La solución es reducir la frecuencia de riego y verificar que la maceta tenga un buen drenaje.
2. Las hojas se vuelven blandas o caídas
Las hojas de una lengua de suegra sana son firmes y erguidas. Si comienzan a doblarse o se sienten blandas al tacto, es posible que las raíces estén dañadas por exceso de humedad.

También puede ocurrir después de una exposición prolongada al frío intenso.
En estos casos conviene revisar el estado de las raíces y retirar las partes afectadas antes de volver a plantar.

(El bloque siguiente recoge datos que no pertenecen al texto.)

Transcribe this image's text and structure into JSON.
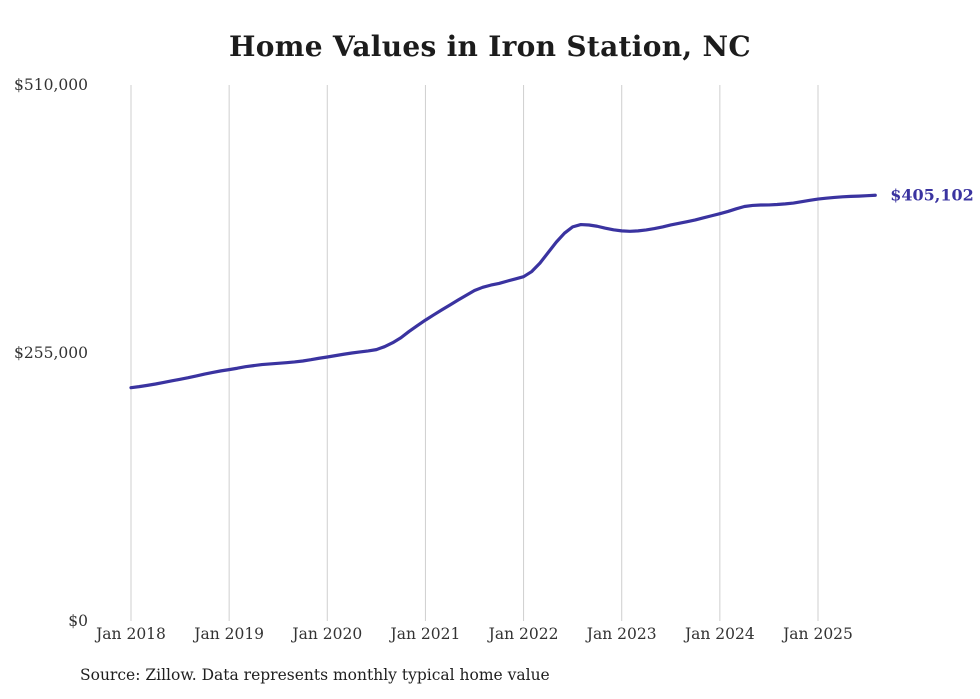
{
  "source_note": "Source: Zillow. Data represents monthly typical home value",
  "chart_data": {
    "type": "line",
    "title": "Home Values in Iron Station, NC",
    "x_tick_labels": [
      "Jan 2018",
      "Jan 2019",
      "Jan 2020",
      "Jan 2021",
      "Jan 2022",
      "Jan 2023",
      "Jan 2024",
      "Jan 2025"
    ],
    "y_ticks": [
      {
        "label": "$510,000",
        "value": 510000
      },
      {
        "label": "$255,000",
        "value": 255000
      },
      {
        "label": "$0",
        "value": 0
      }
    ],
    "ylim": [
      0,
      510000
    ],
    "grid": "vertical-only",
    "legend": "none",
    "line_color": "#3a33a0",
    "grid_color": "#cfcfcf",
    "axis_label_color": "#333333",
    "end_label": "$405,102",
    "end_value": 405102,
    "series": [
      {
        "name": "Typical home value",
        "frequency": "monthly",
        "start_month": "2018-01",
        "end_month": "2025-08",
        "values": [
          222000,
          223000,
          224200,
          225500,
          227000,
          228500,
          230000,
          231500,
          233200,
          235000,
          236500,
          238000,
          239200,
          240500,
          242000,
          243000,
          244000,
          244600,
          245200,
          245800,
          246500,
          247400,
          248600,
          250000,
          251200,
          252500,
          253800,
          255000,
          256000,
          257000,
          258200,
          261000,
          264800,
          269500,
          275500,
          281000,
          286300,
          291200,
          296000,
          300700,
          305400,
          310000,
          314500,
          317500,
          319600,
          321200,
          323400,
          325500,
          327600,
          332500,
          340500,
          350500,
          360500,
          369000,
          375000,
          377200,
          376800,
          375600,
          373800,
          372200,
          371200,
          370800,
          371200,
          372100,
          373400,
          375000,
          376800,
          378400,
          380000,
          381600,
          383600,
          385600,
          387600,
          389700,
          392200,
          394400,
          395400,
          395800,
          395900,
          396300,
          396900,
          397700,
          399000,
          400300,
          401500,
          402300,
          403000,
          403600,
          404000,
          404300,
          404700,
          405102
        ]
      }
    ]
  }
}
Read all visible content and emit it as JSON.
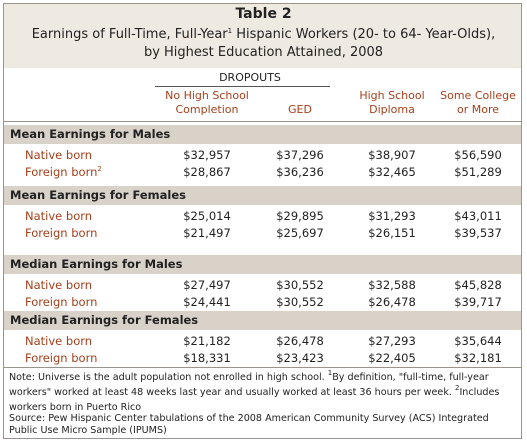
{
  "title": {
    "label": "Table 2",
    "line1": [
      {
        "text": "Earnings of Full-Time, Full-Year"
      },
      {
        "sup": "1"
      },
      {
        "text": " Hispanic Workers (20- to 64- Year-Olds),"
      }
    ],
    "line2": "by Highest Education Attained, 2008"
  },
  "header": {
    "group": "DROPOUTS",
    "columns": [
      [
        "No High School",
        "Completion"
      ],
      [
        "GED"
      ],
      [
        "High School",
        "Diploma"
      ],
      [
        "Some College",
        "or More"
      ]
    ]
  },
  "sections": [
    {
      "title": "Mean Earnings for Males",
      "rows": [
        {
          "label": "Native born",
          "values": [
            "$32,957",
            "$37,296",
            "$38,907",
            "$56,590"
          ]
        },
        {
          "label": "Foreign born",
          "sup": "2",
          "values": [
            "$28,867",
            "$36,236",
            "$32,465",
            "$51,289"
          ]
        }
      ]
    },
    {
      "title": "Mean Earnings for Females",
      "rows": [
        {
          "label": "Native born",
          "values": [
            "$25,014",
            "$29,895",
            "$31,293",
            "$43,011"
          ]
        },
        {
          "label": "Foreign born",
          "values": [
            "$21,497",
            "$25,697",
            "$26,151",
            "$39,537"
          ]
        }
      ]
    },
    {
      "title": "Median Earnings for Males",
      "rows": [
        {
          "label": "Native born",
          "values": [
            "$27,497",
            "$30,552",
            "$32,588",
            "$45,828"
          ]
        },
        {
          "label": "Foreign born",
          "values": [
            "$24,441",
            "$30,552",
            "$26,478",
            "$39,717"
          ]
        }
      ]
    },
    {
      "title": "Median Earnings for Females",
      "rows": [
        {
          "label": "Native born",
          "values": [
            "$21,182",
            "$26,478",
            "$27,293",
            "$35,644"
          ]
        },
        {
          "label": "Foreign born",
          "values": [
            "$18,331",
            "$23,423",
            "$22,405",
            "$32,181"
          ]
        }
      ]
    }
  ],
  "note": [
    {
      "text": "Note: Universe is the adult population not enrolled in high school. "
    },
    {
      "sup": "1"
    },
    {
      "text": "By definition, \"full-time, full-year workers\" worked at least 48 weeks last year and usually worked at least 36 hours per week. "
    },
    {
      "sup": "2"
    },
    {
      "text": "Includes workers born in Puerto Rico"
    }
  ],
  "source": "Source: Pew Hispanic Center tabulations of the 2008 American Community Survey (ACS) Integrated Public Use Micro Sample (IPUMS)"
}
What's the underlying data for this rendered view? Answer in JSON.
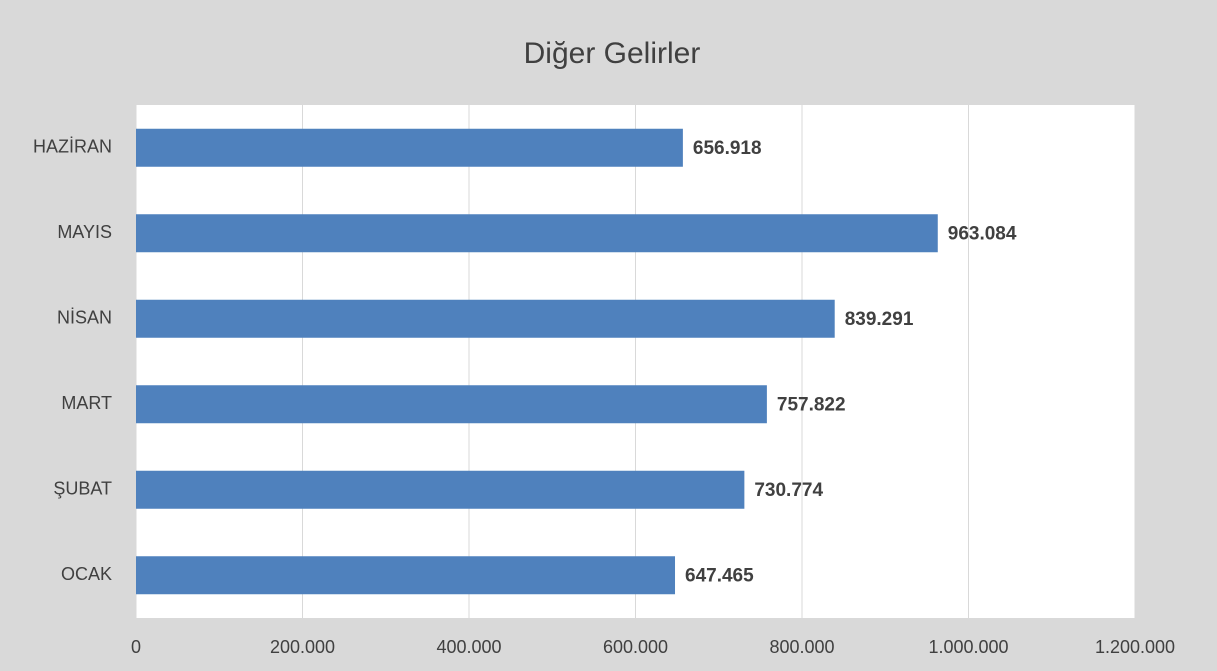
{
  "chart_data": {
    "type": "bar",
    "orientation": "horizontal",
    "title": "Diğer Gelirler",
    "categories": [
      "OCAK",
      "ŞUBAT",
      "MART",
      "NİSAN",
      "MAYIS",
      "HAZİRAN"
    ],
    "values": [
      647465,
      730774,
      757822,
      839291,
      963084,
      656918
    ],
    "value_labels": [
      "647.465",
      "730.774",
      "757.822",
      "839.291",
      "963.084",
      "656.918"
    ],
    "color": "#4f81bd",
    "xlim": [
      0,
      1200000
    ],
    "xticks": [
      0,
      {
        "value": 200000,
        "label": "200.000"
      },
      {
        "value": 400000,
        "label": "400.000"
      },
      {
        "value": 600000,
        "label": "600.000"
      },
      {
        "value": 800000,
        "label": "800.000"
      },
      {
        "value": 1000000,
        "label": "1.000.000"
      },
      {
        "value": 1200000,
        "label": "1.200.000"
      }
    ],
    "grid": true
  }
}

3. Aparecen manchas marrones
Las manchas pueden tener distintos orígenes. Si son secas y claras, suelen estar relacionadas con quemaduras por sol directo. Aunque la lengua de suegra tolera mucha luz, los rayos intensos detrás de una ventana pueden dañar sus hojas.
Si las manchas son oscuras y húmedas, pueden indicar problemas de hongos asociados al exceso de agua.
4. La planta deja de crecer
Cuando una lengua de suegra pasa meses sin producir hojas nuevas, algo puede estar limitando su desarrollo.
Las causas más habituales son:
- Falta de luz.
- Temperaturas demasiado bajas.
- Maceta excesivamente pequeña.
- Falta de nutrientes después de varios años en el mismo sustrato.
Moverla a un lugar más luminoso y renovar parte del sustrato suele ayudar a que recupere vigor.
5. Las raíces tienen mal olor
Es una de las señales más preocupantes. Si al sacar la planta de la maceta las raíces presentan un color oscuro, textura blanda o mal olor, probablemente exista pudrición radicular.
En este caso es necesario retirar todas las partes dañadas con una tijera limpia, dejar secar las raíces sanas durante algunas horas y trasplantar en un sustrato nuevo y bien drenado.
Cómo mantener saludable una lengua de suegra
Para evitar problemas, los especialistas recomiendan:
- Regar solo cuando el sustrato esté seco.
- Utilizar macetas con agujeros de drenaje.
- Mantenerla en ambientes luminosos, aunque sin sol fuerte durante muchas horas.
- Evitar que quede expuesta a heladas.
- No excederse con los fertilizantes.
Con estos cuidados básicos, la lengua de suegra puede mantenerse saludable durante muchos años y seguir produciendo nuevos brotes, incluso en espacios donde otras plantas tendrían dificultades para sobrevivir.